As these sentiments are brought to the attention of Americans, there is an increased awareness of the Egyptian media's hostility towards the United States, especially after September 11. Less than a week after the attacks, a writer stated, in the September 16 edition of the government-controlled Al-Arabi: "In all honesty, and without beating around the bush: I am happy about the great number of American dead." This same paper stated on September 22: "For many long years, America made many peoples in the world cry. It was always [America] that carried out the acts; now, acts are being carried out [against] it. A cook who concocts poison must one day also taste that poison!"
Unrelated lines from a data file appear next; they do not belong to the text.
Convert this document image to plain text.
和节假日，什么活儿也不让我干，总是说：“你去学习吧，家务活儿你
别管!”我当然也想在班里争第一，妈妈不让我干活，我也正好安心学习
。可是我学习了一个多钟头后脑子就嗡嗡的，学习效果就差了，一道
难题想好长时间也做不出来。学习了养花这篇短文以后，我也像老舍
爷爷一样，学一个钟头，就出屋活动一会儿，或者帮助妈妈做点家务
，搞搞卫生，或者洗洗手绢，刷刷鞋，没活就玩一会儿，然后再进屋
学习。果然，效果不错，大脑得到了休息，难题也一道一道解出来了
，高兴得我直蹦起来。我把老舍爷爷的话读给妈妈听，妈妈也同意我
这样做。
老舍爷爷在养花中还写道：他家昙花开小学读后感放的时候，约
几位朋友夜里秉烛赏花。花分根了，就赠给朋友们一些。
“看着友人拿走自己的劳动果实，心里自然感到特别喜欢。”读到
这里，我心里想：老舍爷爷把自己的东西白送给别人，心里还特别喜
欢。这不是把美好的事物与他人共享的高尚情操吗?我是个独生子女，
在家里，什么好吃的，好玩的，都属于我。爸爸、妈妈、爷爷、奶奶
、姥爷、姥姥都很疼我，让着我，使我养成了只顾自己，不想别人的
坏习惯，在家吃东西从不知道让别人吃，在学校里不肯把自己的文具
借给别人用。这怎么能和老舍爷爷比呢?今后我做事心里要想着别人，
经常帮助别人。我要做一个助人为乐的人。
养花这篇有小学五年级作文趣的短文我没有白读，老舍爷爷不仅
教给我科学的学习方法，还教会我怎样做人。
A week later, the independent weekly Al-Maydan stated: "Millions across the world shouted in joy: 'America was hit!'… This call expressed the sentiments of millions across the world, whom the American master had treated with tyranny, arrogance, bullying, conceit, deceit, and bad taste — like every bully whom no one has yet put in his place. True, thousands of innocents became victims… among them Egyptians who had immigrated to the United States in search of opportunity and [a better] life; but what can a person do when the neighborhood bully gets [a blow] from behind that shakes his very existence, insults his dignity, and humiliates him? Obviously [the person] is glad, even if it is wrong to rejoice..."

That same day, a writer in the opposition paper Al-Ahrar added: "If Osama bin Laden is proven to be involved in the attacks on the U.S., I will make a statue of him and set it in my home; I will also hang his picture in my office..." The following day, General Sallah A-Din Salim (Ret.) wrote in Al-Ahrar: "Although some were sorry about the killing of innocent Americans in Washington and New York, most of [our] people derived satisfaction from the insult to the American pride, and from the shaking of the faith that the American cowboy, Little Bush, places in the intelligence apparatuses and their agents throughout the world. There was nearly an Egyptian consensus on the matter..."

One of the most striking statements from the Egyptian press came from the opposition paper Al-Usbu', on September 17. The writer detailed the pleasure he felt on learning of the terrorist attacks in the United States: "[Those moments of] exquisite, incandescent hell were the most beautiful and precious moments of my life. The towers, the walls, [symbols] of the [American] regime, were a modern, terrifying monster infiltrated by a brave and stinging hornet…"

The same Egyptian media who, before September 11, were calling for destroying the Statue of Liberty, are continuing to espouse hatred against the United States. As the issue is increasingly debated in Washington, one would hope that the Egyptian press will come to recognize the consequences of incendiary words.